BACKGROUND: Kufor-Rakeb syndrome (KRS) is an autosomal recessive, juvenile-onset Parkinson's disease (PD) caused by loss-of-function mutations in ATP13A2 (PARK9). Impaired energy metabolism is considered a pathogenic mechanism in PD and mitochondrial dysfunction resulting from Zn(2+) dyshomeostasis has been found in KRS patient-derived cells. In addition to mitochondrial energy production, glycolysis plays an important role in cellular energy metabolism and glucose hypometabolism has been reported in PD. However, glycolytic status in KRS remains undetermined despite its potential importance.
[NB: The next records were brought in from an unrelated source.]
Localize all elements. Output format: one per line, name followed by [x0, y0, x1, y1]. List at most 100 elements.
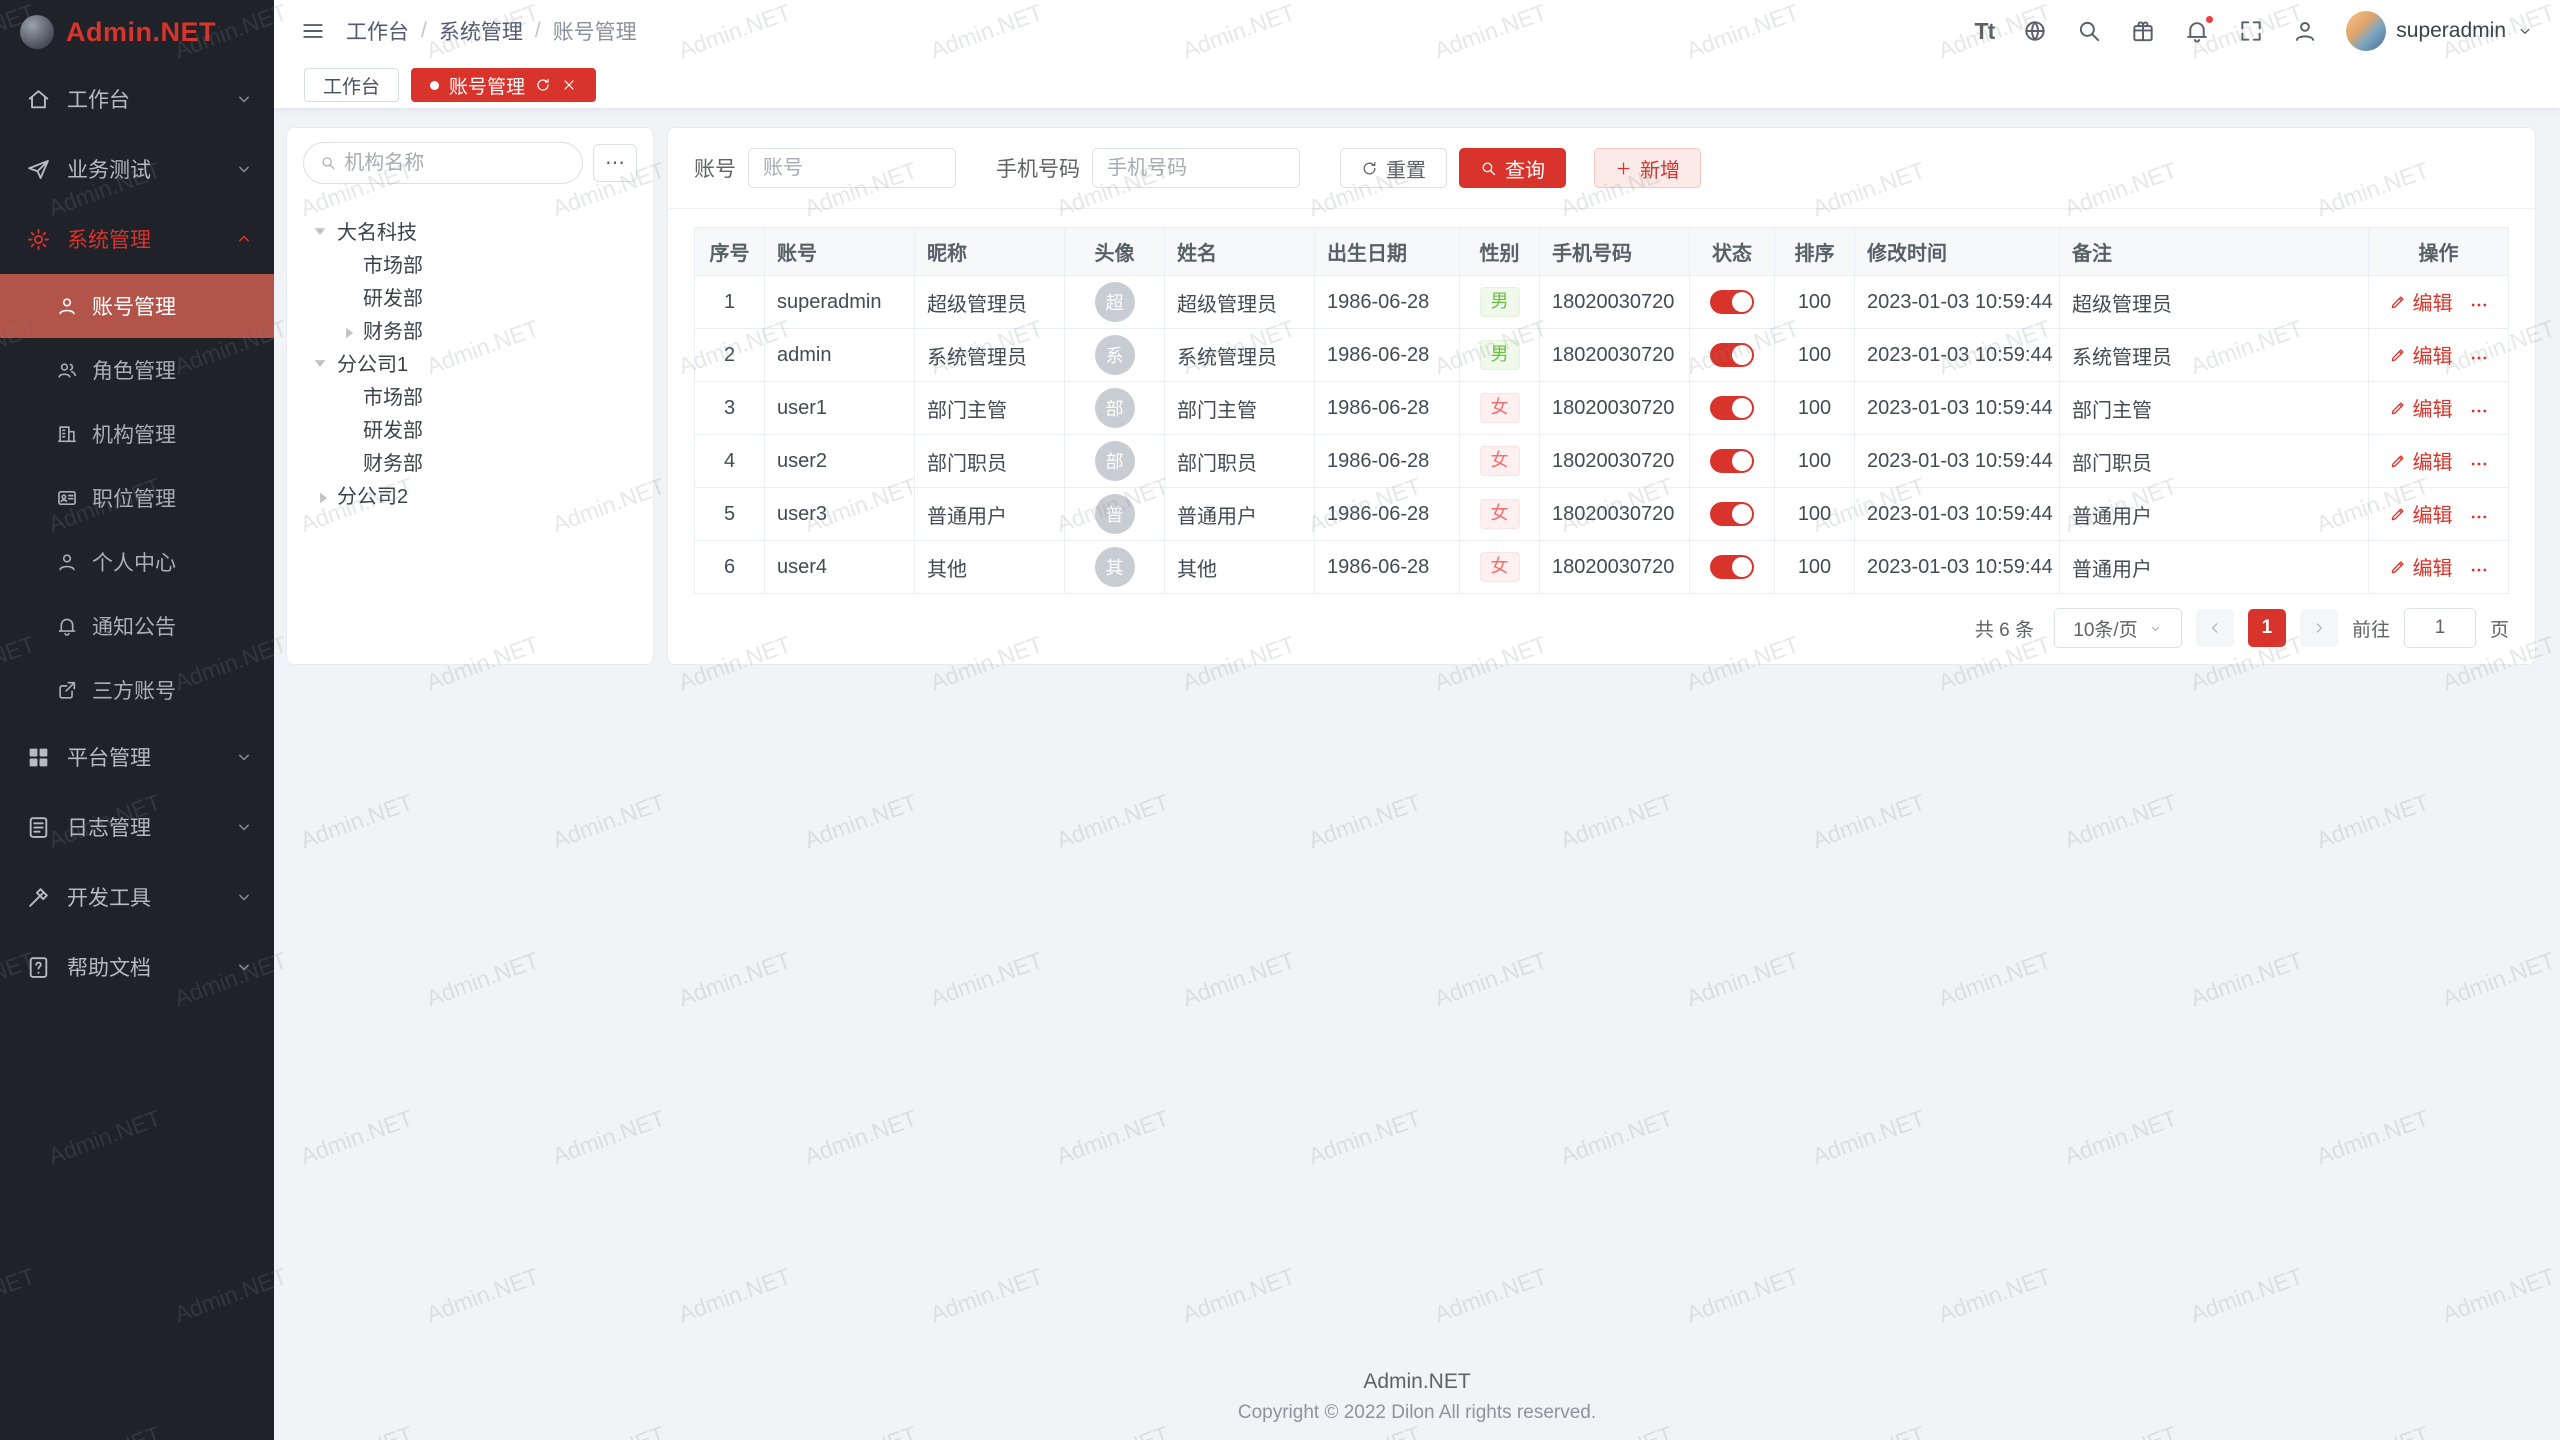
font-size-icon[interactable]: Tt: [1975, 18, 1995, 45]
column-header: 序号: [695, 228, 765, 276]
tree-node[interactable]: 大名科技: [303, 214, 637, 247]
page-number-button[interactable]: 1: [2248, 609, 2286, 647]
status-toggle[interactable]: [1710, 343, 1754, 367]
row-more-button[interactable]: [2469, 348, 2489, 368]
sidebar-item-label: 系统管理: [67, 224, 151, 254]
topbar: 工作台 / 系统管理 / 账号管理 Tt superadmin: [274, 0, 2560, 62]
tab-refresh-icon[interactable]: [535, 77, 551, 93]
goto-page-input[interactable]: [2404, 608, 2476, 648]
sidebar-subitem[interactable]: 通知公告: [0, 594, 274, 658]
phone-label: 手机号码: [996, 153, 1080, 183]
next-page-button[interactable]: [2300, 609, 2338, 647]
phone-input[interactable]: [1092, 148, 1300, 188]
breadcrumb-item: 账号管理: [553, 16, 637, 46]
breadcrumb: 工作台 / 系统管理 / 账号管理: [346, 16, 637, 46]
chevron-down-icon: [2148, 621, 2163, 636]
page-tab[interactable]: 工作台: [304, 68, 399, 102]
sidebar-subitem[interactable]: 机构管理: [0, 402, 274, 466]
row-more-button[interactable]: [2469, 507, 2489, 527]
page-size-select[interactable]: 10条/页: [2054, 608, 2182, 648]
edit-button[interactable]: 编辑: [2389, 499, 2453, 528]
org-more-button[interactable]: ⋯: [593, 144, 637, 182]
sidebar-item[interactable]: 系统管理: [0, 204, 274, 274]
search-icon[interactable]: [2076, 18, 2102, 44]
edit-icon: [2389, 505, 2407, 523]
user-icon[interactable]: [2292, 18, 2318, 44]
user-avatar[interactable]: [2346, 11, 2386, 51]
org-search-input[interactable]: [344, 152, 566, 175]
sidebar-subitem[interactable]: 角色管理: [0, 338, 274, 402]
notification-bell-icon[interactable]: [2184, 18, 2210, 44]
tab-close-icon[interactable]: [561, 77, 577, 93]
sidebar-item[interactable]: 工作台: [0, 64, 274, 134]
status-toggle[interactable]: [1710, 502, 1754, 526]
tree-node[interactable]: 分公司2: [303, 478, 637, 511]
tree-node[interactable]: 财务部: [303, 313, 637, 346]
edit-button[interactable]: 编辑: [2389, 340, 2453, 369]
column-header: 头像: [1065, 228, 1165, 276]
edit-button[interactable]: 编辑: [2389, 446, 2453, 475]
tree-node[interactable]: 研发部: [303, 412, 637, 445]
tree-node[interactable]: 市场部: [303, 379, 637, 412]
cell-name: 普通用户: [1165, 488, 1315, 541]
cell-avatar: 普: [1065, 488, 1165, 541]
tree-node[interactable]: 市场部: [303, 247, 637, 280]
caret-icon[interactable]: [316, 353, 330, 373]
breadcrumb-item[interactable]: 工作台: [346, 16, 409, 46]
search-button[interactable]: 查询: [1459, 148, 1566, 188]
column-header: 性别: [1460, 228, 1540, 276]
caret-icon[interactable]: [316, 221, 330, 241]
page-tab[interactable]: 账号管理: [411, 68, 596, 102]
row-more-button[interactable]: [2469, 454, 2489, 474]
page-size-value: 10条/页: [2073, 615, 2137, 642]
sidebar-subitem-label: 角色管理: [92, 355, 176, 385]
sidebar-item[interactable]: 日志管理: [0, 792, 274, 862]
account-input[interactable]: [748, 148, 956, 188]
edit-button[interactable]: 编辑: [2389, 287, 2453, 316]
user-menu[interactable]: superadmin: [2346, 11, 2534, 51]
sidebar-item[interactable]: 开发工具: [0, 862, 274, 932]
username: superadmin: [2396, 19, 2506, 43]
cell-remark: 超级管理员: [2060, 276, 2369, 329]
edit-button[interactable]: 编辑: [2389, 552, 2453, 581]
edit-button[interactable]: 编辑: [2389, 393, 2453, 422]
send-icon: [26, 157, 51, 182]
caret-icon[interactable]: [313, 488, 333, 502]
row-more-button[interactable]: [2469, 295, 2489, 315]
tools-icon: [26, 885, 51, 910]
sidebar-subitem[interactable]: 账号管理: [0, 274, 274, 338]
sidebar-item[interactable]: 平台管理: [0, 722, 274, 792]
caret-icon[interactable]: [339, 323, 359, 337]
tree-node[interactable]: 财务部: [303, 445, 637, 478]
status-toggle[interactable]: [1710, 449, 1754, 473]
prev-page-button[interactable]: [2196, 609, 2234, 647]
globe-icon[interactable]: [2022, 18, 2048, 44]
fullscreen-icon[interactable]: [2238, 18, 2264, 44]
sidebar-item[interactable]: 帮助文档: [0, 932, 274, 1002]
add-button[interactable]: 新增: [1594, 148, 1701, 188]
cell-status: [1690, 329, 1775, 382]
breadcrumb-item[interactable]: 系统管理: [439, 16, 523, 46]
app-logo[interactable]: Admin.NET: [0, 0, 274, 64]
sidebar-subitem[interactable]: 职位管理: [0, 466, 274, 530]
tree-node[interactable]: 研发部: [303, 280, 637, 313]
tree-node[interactable]: 分公司1: [303, 346, 637, 379]
sidebar-subitem[interactable]: 三方账号: [0, 658, 274, 722]
sidebar-item[interactable]: 业务测试: [0, 134, 274, 204]
column-header: 手机号码: [1540, 228, 1690, 276]
status-toggle[interactable]: [1710, 396, 1754, 420]
sidebar-subitem[interactable]: 个人中心: [0, 530, 274, 594]
status-toggle[interactable]: [1710, 555, 1754, 579]
cell-actions: 编辑: [2369, 382, 2509, 435]
gift-icon[interactable]: [2130, 18, 2156, 44]
user-avatar: 超: [1095, 282, 1135, 322]
row-more-button[interactable]: [2469, 401, 2489, 421]
menu-collapse-icon[interactable]: [300, 18, 326, 44]
status-toggle[interactable]: [1710, 290, 1754, 314]
cell-modified: 2023-01-03 10:59:44: [1855, 435, 2060, 488]
row-more-button[interactable]: [2469, 560, 2489, 580]
reset-button[interactable]: 重置: [1340, 148, 1447, 188]
home-icon: [26, 87, 51, 112]
cell-actions: 编辑: [2369, 488, 2509, 541]
table-row: 2admin系统管理员系系统管理员1986-06-28男180200307201…: [695, 329, 2509, 382]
METHODS: We assessed glycolytic function in ATP13A2-deficient KRS patient-derived human olfactory neurosphere cells and fibroblasts and determined the effect of pyruvate supplementation on improving cellular energy production.

RESULTS: We found impaired extracellular acidification, reduction in pyruvate production and a decrease in the NAD(+)/NADH ratio, indicative of glycolytic dysfunction. In addition, gene expression analysis revealed an altered expression profile for several glycolytic enzymes. Glycolytic dysfunction was aggravated when the intracellular Zn(2+) concentration was increased, while ATP13A2 overexpression and pyruvate supplementation blocked the observed Zn(2+)-mediated toxicity. Moreover, supplementation with pyruvate significantly increased basal mitochondrial ATP production and abolished Zn(2+)-induced cell death.

CONCLUSIONS: These findings indicate that glycolytic dysfunction contributes to pathogenesis and pyruvate supplementation improves overall cellular bioenergetics in our KRS patient-derived cell model, highlighting a therapeutic potential.